La société LABORATOIRES ALPHA a été absorbée en 2016 par la société d’exercice libéral par actions simplifiée DPM DIAGNOSTICS (ci-après « la société DPM DIAGNOSTICS ») qui venait à ses droits.
Par exploit d’huissier du 16 octobre 2018, l’Institut [R] représenté par le Docteur [D] [R] a fait assigner la société DPM DIAGNOSTICS devant le tribunal de VERSAILLES aux fins de la voir condamner, en substance, à lui payer des trop-perçus au titre de leur accord contractuel.
Le 12 février 2019, l’institut [R], représenté par Madame [E] [R], présidente, a fait délivrer une nouvelle assignation « sur et aux fins de la précédente » aux fins de régularisation de la première.
Par ordonnance du 19 décembre 2019, le juge de la mise en état du tribunal de céans a prononcé la jonction des deux procédures et a débouté la société DPM DIAGNOSTICS de sa demande en nullité des deux assignations tirées du défaut de pouvoir de représentation et des mentions relatives à l’adresse du siège social.
Par ordonnance du 4 mars 2021, le juge de la mise en état a débouté la société DPM DIAGNOSTICS de toutes ses demandes y compris de communication de pièces sous astreinte de 500 euros par jour de retard.
Aux termes d’une opération de fusion avec effet au 9 juin 2021, la société DPM DIAGNOSTICS a apporté l’intégralité de son patrimoine à la société d’exercice libéral par actions simplifiée CERBALLIANCE (ci-après « la société CERBALLIANCE ») ayant entraîné la radiation de la société DPM DIAGNOSTICS au registre du commerce et des sociétés de VERSAILLES le 6 juillet 2021. La société CERBALLIANCE s’est ainsi substituée dans les droits et obligations de la société DPM DIAGNOSTICS à l’égard de l’Institut [R], et est intervenue volontairement à la procédure par conclusions notifiées le 1er octobre 2021.
A l’audience du 28 mars 2023, l’affaire a été renvoyée à l’audience du 12 juin 2023, pour conclusions en demande ou en défense.
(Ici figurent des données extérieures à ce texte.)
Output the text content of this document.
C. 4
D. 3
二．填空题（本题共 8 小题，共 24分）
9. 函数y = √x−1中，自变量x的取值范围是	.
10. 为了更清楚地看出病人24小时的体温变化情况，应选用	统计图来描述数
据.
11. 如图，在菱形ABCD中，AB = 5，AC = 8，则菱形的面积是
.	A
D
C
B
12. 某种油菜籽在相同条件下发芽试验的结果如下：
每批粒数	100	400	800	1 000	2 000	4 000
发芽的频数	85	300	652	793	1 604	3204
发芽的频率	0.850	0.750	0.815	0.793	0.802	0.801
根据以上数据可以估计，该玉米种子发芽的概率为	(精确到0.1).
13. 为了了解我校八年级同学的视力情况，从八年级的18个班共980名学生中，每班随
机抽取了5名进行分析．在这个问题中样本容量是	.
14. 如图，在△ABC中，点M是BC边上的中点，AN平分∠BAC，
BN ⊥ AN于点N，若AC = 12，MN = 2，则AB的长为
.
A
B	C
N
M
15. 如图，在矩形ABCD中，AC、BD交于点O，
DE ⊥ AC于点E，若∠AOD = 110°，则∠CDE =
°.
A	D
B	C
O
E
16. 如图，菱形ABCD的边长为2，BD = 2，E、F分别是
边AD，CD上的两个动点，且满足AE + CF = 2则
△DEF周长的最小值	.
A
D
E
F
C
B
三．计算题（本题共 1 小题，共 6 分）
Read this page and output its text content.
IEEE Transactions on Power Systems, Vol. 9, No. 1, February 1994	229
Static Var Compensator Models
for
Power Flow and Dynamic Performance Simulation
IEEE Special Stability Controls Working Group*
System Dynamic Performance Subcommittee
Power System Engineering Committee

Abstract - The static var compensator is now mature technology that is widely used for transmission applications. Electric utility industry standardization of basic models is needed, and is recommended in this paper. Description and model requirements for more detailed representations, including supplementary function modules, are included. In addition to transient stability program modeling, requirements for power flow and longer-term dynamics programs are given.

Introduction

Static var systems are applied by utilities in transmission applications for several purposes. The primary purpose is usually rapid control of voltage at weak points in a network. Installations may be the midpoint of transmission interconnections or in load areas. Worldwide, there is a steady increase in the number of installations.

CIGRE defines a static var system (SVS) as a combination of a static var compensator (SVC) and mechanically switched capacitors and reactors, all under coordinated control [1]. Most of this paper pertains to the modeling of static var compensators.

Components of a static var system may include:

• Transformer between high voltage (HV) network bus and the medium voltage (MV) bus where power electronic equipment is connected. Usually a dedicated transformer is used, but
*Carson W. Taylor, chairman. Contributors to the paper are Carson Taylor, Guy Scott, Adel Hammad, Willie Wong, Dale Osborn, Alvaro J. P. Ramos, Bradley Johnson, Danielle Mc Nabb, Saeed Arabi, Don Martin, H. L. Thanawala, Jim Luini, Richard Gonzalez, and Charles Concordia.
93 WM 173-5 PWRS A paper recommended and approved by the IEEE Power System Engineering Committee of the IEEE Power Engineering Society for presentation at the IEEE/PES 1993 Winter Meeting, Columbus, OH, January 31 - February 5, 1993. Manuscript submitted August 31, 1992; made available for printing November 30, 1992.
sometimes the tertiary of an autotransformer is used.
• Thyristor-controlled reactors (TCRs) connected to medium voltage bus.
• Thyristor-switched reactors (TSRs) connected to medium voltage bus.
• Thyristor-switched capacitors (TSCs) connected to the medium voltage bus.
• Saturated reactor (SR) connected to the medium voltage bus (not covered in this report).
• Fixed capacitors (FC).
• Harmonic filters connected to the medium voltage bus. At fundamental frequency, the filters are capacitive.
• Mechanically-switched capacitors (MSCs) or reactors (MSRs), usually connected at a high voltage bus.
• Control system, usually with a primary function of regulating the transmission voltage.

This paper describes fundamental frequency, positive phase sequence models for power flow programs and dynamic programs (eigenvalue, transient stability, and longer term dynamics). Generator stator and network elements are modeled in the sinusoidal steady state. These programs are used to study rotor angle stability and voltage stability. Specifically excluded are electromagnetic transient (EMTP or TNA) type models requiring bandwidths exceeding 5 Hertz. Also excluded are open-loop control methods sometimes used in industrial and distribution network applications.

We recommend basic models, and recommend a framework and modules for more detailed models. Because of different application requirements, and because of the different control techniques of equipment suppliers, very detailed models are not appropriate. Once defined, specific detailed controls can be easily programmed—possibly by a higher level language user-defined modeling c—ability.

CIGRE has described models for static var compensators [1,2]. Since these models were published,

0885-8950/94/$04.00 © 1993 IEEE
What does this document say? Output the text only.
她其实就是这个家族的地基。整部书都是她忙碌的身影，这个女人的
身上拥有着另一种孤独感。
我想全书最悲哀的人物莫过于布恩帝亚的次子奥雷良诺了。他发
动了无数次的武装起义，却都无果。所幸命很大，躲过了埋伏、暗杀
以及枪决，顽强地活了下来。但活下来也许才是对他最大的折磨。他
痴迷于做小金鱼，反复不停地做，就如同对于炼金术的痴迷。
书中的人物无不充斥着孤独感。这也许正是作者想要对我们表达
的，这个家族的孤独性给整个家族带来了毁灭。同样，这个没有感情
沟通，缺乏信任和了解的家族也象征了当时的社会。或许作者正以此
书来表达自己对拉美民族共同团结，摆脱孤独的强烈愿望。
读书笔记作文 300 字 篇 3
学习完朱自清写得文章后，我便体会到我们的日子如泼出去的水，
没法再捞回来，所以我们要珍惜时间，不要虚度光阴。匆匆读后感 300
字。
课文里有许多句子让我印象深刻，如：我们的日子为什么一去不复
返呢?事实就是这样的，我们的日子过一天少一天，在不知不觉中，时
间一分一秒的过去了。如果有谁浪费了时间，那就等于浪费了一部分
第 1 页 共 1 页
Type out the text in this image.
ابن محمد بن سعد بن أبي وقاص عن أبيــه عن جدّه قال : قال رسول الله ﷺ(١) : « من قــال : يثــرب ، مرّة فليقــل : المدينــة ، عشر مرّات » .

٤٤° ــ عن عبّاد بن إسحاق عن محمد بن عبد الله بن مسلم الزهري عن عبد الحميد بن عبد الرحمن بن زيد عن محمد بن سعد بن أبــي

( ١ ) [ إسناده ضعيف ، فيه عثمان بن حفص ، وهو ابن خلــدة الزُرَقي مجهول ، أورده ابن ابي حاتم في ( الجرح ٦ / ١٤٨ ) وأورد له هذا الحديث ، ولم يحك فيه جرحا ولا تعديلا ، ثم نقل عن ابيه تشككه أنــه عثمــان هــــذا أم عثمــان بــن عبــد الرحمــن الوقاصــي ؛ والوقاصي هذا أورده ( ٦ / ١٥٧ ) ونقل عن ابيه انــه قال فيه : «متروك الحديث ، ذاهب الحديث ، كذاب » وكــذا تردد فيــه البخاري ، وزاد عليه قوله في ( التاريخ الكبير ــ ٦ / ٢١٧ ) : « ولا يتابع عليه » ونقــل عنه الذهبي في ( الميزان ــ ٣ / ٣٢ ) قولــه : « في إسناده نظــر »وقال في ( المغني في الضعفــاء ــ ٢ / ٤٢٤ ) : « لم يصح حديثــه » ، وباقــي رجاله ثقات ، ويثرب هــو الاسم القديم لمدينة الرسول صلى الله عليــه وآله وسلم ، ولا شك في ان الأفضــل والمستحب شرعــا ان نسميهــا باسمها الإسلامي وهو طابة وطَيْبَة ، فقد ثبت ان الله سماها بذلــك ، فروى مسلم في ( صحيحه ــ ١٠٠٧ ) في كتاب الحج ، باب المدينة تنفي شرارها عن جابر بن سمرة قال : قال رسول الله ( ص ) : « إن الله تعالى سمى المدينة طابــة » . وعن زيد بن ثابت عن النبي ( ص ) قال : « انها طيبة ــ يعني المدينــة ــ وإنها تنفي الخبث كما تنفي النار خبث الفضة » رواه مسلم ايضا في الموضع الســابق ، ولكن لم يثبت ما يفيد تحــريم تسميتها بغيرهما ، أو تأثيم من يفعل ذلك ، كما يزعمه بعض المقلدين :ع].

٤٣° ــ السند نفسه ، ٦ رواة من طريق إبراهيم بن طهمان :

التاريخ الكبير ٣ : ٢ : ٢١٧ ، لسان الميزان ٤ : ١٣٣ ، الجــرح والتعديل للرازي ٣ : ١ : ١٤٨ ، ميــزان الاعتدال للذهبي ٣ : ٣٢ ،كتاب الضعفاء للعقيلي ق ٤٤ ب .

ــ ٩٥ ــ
A défaut, le juge avait prévu que la mise en état serait clôturée à la prochaine audience.
Toutefois, le 9 juin 2023, l’Institut [R] a sollicité un report au motif qu’il a délivré une sommation de communiquer datée du 8 juin 2023 aux termes de laquelle l’Institut [R] a sollicité la communication de :
L’intégralité des factures émises par les LABORATOIRES ALPHA à destination de l’Institut [R] à partir du 30 novembre 2015 jusqu’à ce jour comportant le détail des examens facturés « nomenclature » et « hors nomenclature » ;
Les contrats passés entre les LABORATOIRES ALPHA et les entreprises (en particulier Air France) en toxicologie et biologie de prévention entreprise dans le cadre d’appels d’offres.
L’Institut [R] s’étant opposé à la clôture, le juge de la mise en état a renvoyé à l’audience du 2 octobre 2023 pour conclusions sur incident en demande.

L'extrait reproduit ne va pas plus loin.